The food chain committee met this week on Tuesday (18 September) and confirmed that exports from Great Britain should be banned at least until 15 October. This followed a presentation by DEFRA of the latest situation following the three cases of F&M in the Egham area of Surrey.
The committee heard that the outbreak was localised in an area with low livestock density and few animal movements. For example, within the 3km protection zone there were just 71 holdings with susceptible livestock, and there were no markets, staging posts or assembly centres.
The food chain committee will meet again on 2 October.

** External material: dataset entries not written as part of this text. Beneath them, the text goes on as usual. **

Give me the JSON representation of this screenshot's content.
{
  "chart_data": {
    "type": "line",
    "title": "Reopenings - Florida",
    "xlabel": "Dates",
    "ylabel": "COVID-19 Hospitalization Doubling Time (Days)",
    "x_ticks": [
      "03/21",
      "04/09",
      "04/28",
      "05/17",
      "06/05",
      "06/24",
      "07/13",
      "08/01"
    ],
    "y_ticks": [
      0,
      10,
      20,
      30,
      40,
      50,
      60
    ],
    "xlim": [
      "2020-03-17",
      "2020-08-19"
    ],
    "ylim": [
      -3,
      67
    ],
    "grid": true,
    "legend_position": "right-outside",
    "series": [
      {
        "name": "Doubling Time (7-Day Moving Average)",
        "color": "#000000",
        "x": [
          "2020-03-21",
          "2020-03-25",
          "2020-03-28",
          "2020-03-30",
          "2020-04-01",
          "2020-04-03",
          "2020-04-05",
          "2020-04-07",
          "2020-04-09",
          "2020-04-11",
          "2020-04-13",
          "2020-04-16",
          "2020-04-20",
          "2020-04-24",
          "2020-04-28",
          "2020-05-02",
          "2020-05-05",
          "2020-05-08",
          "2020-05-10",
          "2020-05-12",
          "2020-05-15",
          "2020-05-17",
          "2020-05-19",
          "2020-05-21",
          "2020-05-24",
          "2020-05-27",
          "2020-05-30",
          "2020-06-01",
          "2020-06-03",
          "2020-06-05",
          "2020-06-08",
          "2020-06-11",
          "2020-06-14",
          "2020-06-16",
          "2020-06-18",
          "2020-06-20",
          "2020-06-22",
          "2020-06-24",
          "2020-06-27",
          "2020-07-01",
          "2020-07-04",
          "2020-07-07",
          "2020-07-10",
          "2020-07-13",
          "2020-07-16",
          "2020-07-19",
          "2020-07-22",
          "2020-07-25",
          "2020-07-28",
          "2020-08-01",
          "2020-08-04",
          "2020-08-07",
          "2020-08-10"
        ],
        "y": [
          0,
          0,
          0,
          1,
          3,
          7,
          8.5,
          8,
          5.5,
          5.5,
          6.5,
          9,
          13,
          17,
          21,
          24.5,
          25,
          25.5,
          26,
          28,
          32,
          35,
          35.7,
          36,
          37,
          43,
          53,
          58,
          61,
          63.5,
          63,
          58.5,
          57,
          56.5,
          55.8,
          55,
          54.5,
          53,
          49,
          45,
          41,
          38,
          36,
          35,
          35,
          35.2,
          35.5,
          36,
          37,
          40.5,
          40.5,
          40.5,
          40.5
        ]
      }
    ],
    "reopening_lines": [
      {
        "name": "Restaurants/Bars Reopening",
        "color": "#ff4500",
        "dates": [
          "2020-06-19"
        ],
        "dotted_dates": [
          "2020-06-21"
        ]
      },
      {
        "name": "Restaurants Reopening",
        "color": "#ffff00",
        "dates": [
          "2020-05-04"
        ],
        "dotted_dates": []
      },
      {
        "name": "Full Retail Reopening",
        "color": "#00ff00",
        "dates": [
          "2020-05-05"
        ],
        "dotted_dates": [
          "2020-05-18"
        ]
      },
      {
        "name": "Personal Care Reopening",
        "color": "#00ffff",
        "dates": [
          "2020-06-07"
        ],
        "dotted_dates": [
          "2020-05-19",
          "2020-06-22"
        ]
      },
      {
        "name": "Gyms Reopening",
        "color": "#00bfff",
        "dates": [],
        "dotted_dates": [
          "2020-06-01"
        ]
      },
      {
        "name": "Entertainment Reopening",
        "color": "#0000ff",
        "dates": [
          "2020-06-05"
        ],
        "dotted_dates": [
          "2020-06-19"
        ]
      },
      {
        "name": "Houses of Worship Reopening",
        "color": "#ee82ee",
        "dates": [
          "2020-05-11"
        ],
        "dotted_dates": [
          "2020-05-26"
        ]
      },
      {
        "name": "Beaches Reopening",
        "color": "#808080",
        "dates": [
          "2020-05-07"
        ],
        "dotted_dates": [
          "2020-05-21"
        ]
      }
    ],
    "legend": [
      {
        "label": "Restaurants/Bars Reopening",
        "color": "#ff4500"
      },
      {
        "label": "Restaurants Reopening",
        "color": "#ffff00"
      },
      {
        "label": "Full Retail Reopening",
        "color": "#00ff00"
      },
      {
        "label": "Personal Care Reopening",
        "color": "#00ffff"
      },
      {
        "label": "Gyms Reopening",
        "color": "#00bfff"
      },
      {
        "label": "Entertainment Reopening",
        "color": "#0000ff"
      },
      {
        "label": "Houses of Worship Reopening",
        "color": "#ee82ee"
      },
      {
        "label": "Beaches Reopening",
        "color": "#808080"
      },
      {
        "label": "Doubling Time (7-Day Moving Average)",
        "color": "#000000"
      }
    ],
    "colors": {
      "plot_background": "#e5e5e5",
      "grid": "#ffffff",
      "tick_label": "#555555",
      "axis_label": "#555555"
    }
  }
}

But the timetable for lifting the export ban is totally divorced from that for lifting the protection and surveillance zones, which can happen 15 and 30 days respectively after cleansing and disinfecting the last Infected Premises.
As for exports outside the EU, this will be determined by the World Organisation for Animal Health (OIE), which only grants F&M-free status three months after the slaughter of animals on the last Infected Premises. That would be 18 December, assuming no more cases.
Meanwhile, EU Food and Veterinary Office inspectors have been in the UK this week to study the origin and spread of F&M and the conditions at Pirbright. It could be several months before their report is published.
DEFRA moved quickly to contain the disease, but the EU will need more convincing before it lifts the export ban.